In other words, Aftalion’s formulas will tell you what pace you should be running at any given moment during a run to reach your best time for the distance. Previous models assume the body should move and recover at a constant speed. Think: You should run 8:10s for this 10K. Aftalion and Bonnan found, however, that runners are more efficient when they vary their speed, rather than trying to keep a constant pace. If you are attempting a 3:30 marathon, it’s more efficient to bounce between a 7:30 and an 8:30 mile, they say, rather than maintain the 8:00-per-mile pace.
“A runner can know exactly when they should move back and forth between speed surges to optimize every bit of energy, instead of just guessing all of this information by how fast their heart is beating,” Aftalion says. It may be more complicated than calculating target heart rate zones, but the French equation promises to be more helpful in improving running efficiency.
The catch: There’s not yet an easy way to apply the complicated equation. Having access to such specific information would be a game changer in terms of fitness technology, but Aftalion and Bonnan have not secured funding to create a software product for consumers.
“We have analyzed the mathematical and numerical properties to check that it can roughly reproduce reality,” says Bonnan. But until a product can be funded and created, a real-life test model is out of reach. In the future, they hope to create a watch or other wearable that would constantly track and update the best speed to run at any moment so you can nab that 3:30 finishing time based on course location, heart rate, speed, and energy output.

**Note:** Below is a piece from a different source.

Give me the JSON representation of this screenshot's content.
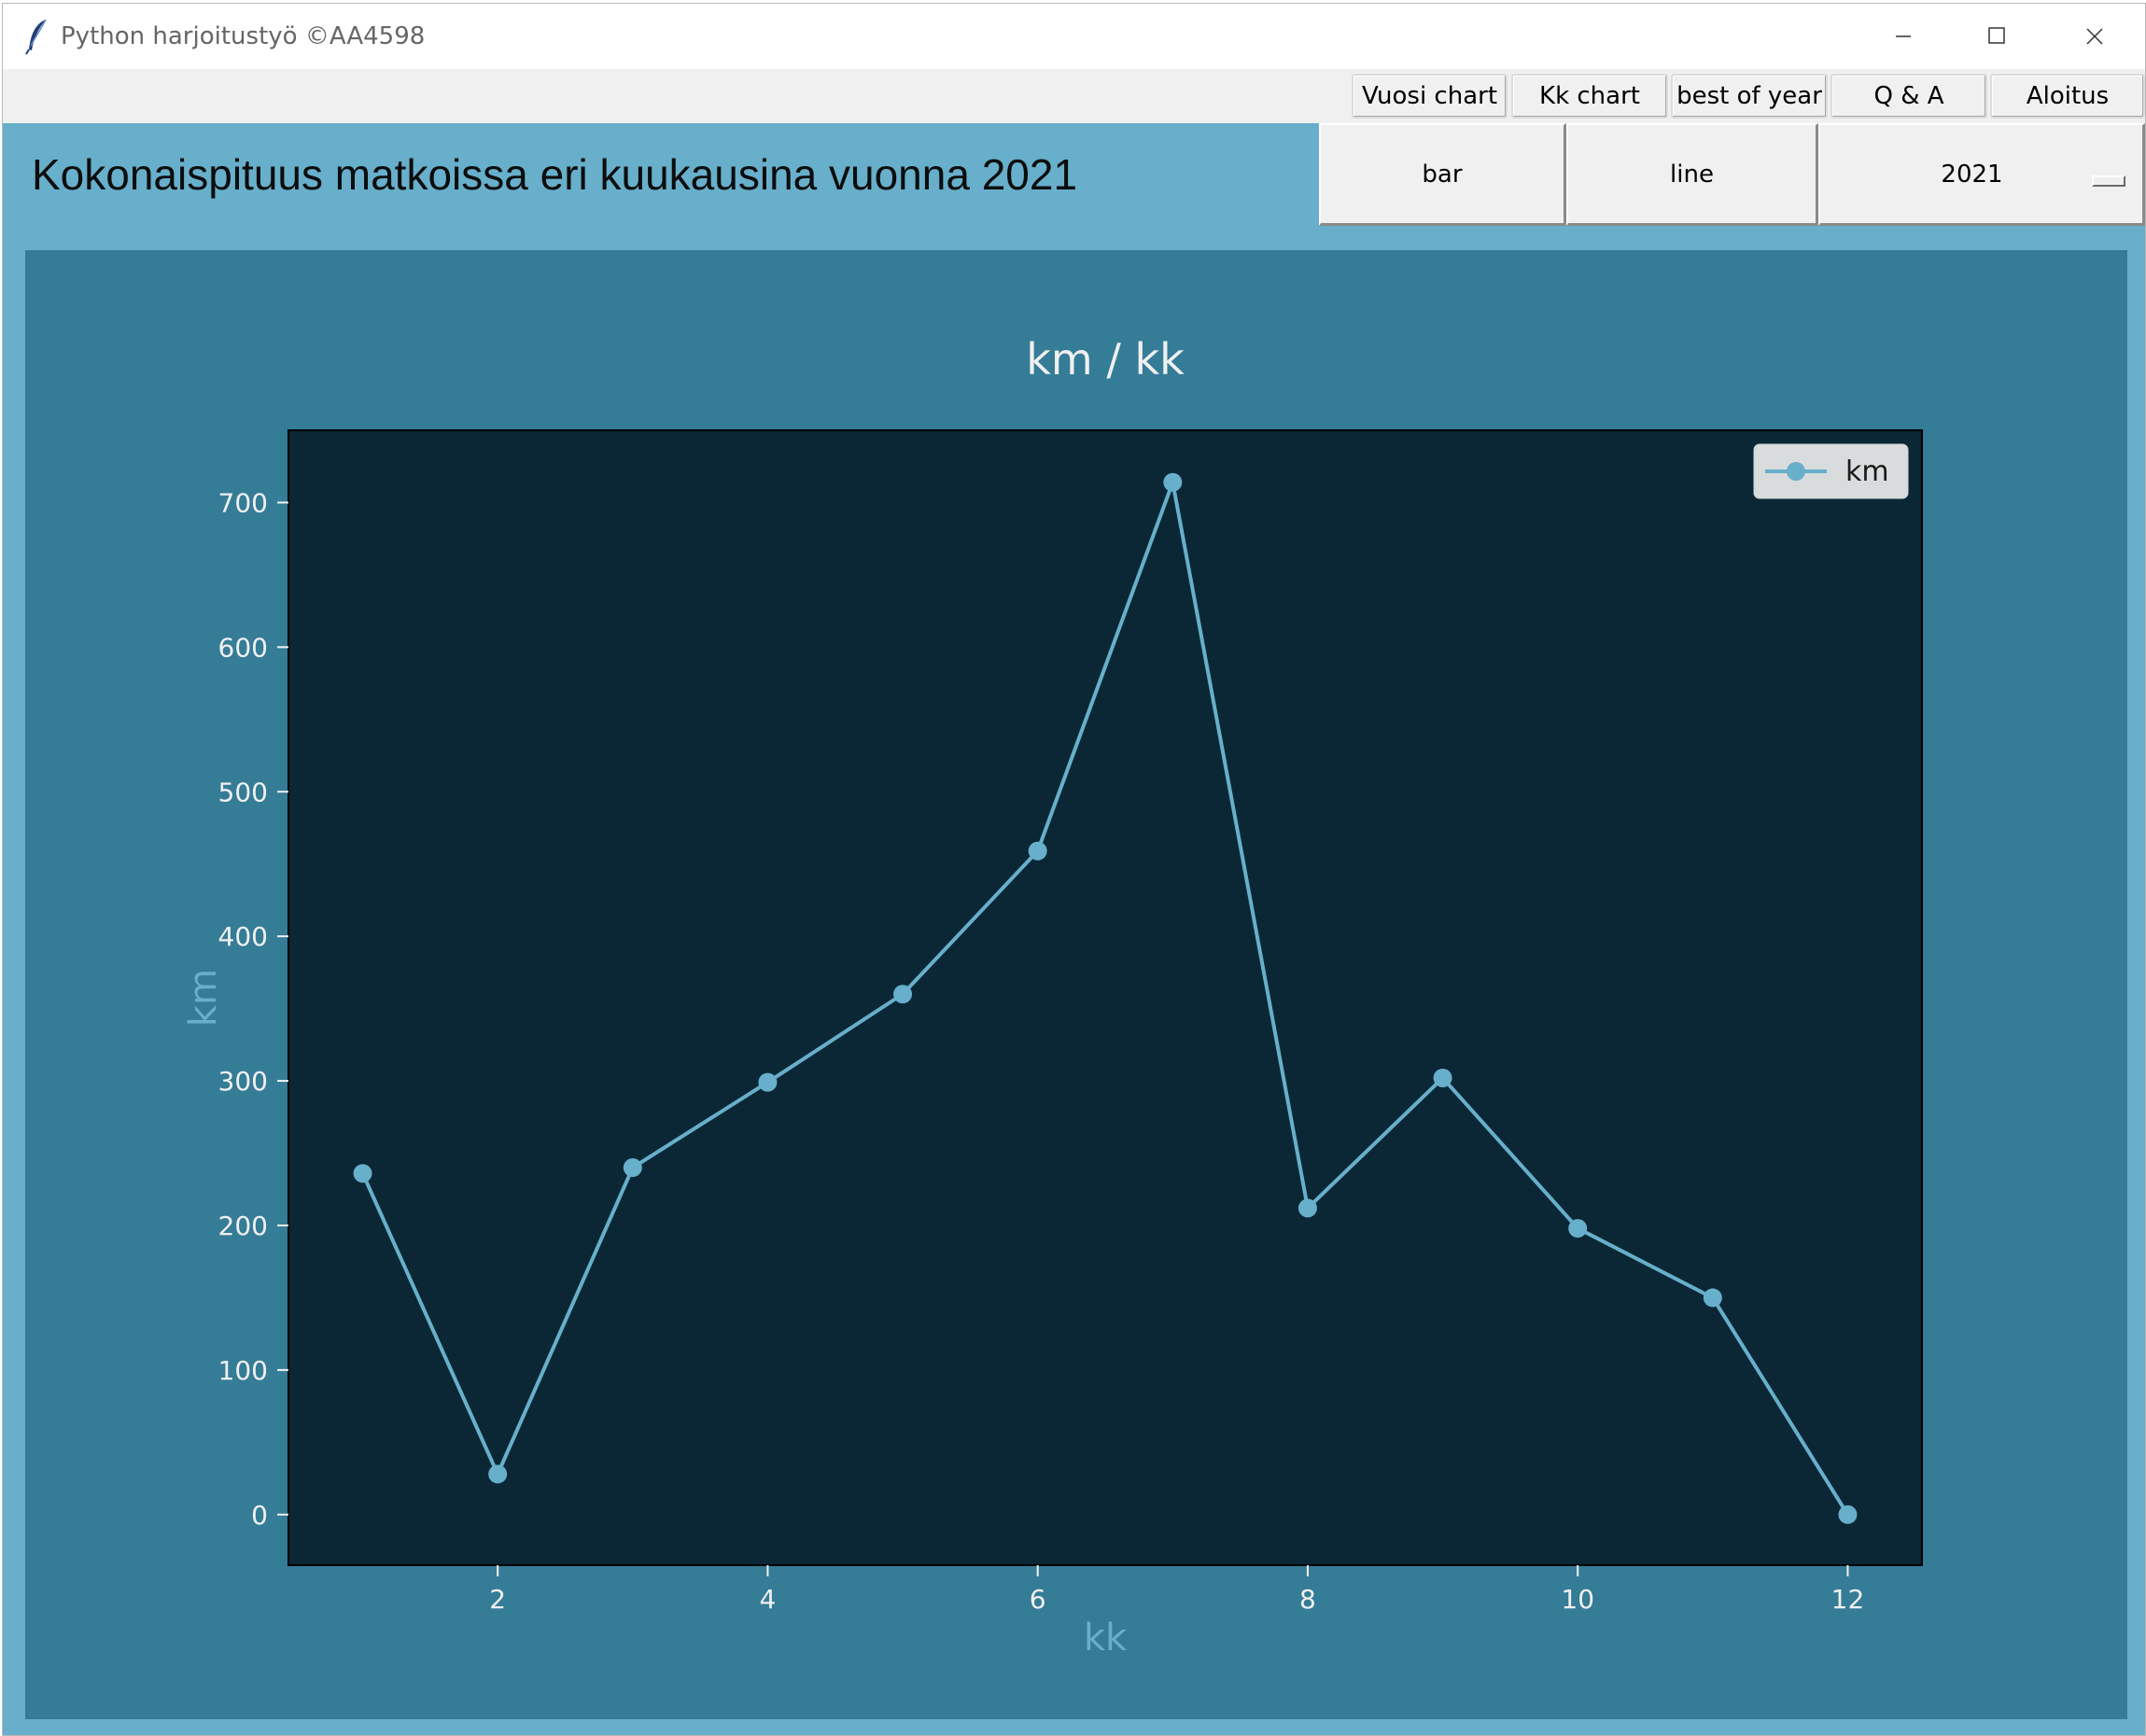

(For the math geeks among us, here’s a brief rundown of how the French equation works: A runner’s speed is the known variable. The muscular force being used and anaerobic function of the runner act as the unknown variables. Depending on your physical traits and your velocity at any certain point of a run, the equation can solve for output force, VO2 max, and muscular capacity.)
While Aftalion works on issue of practical use, she’s forging ahead on the math. She hopes to adapt the equation to triathlon, cycling, and skiing training in the future. “It’s not easy to convince sportsmen that science can be the answer when training,” she says. “My work is to apply science to the places it can help.”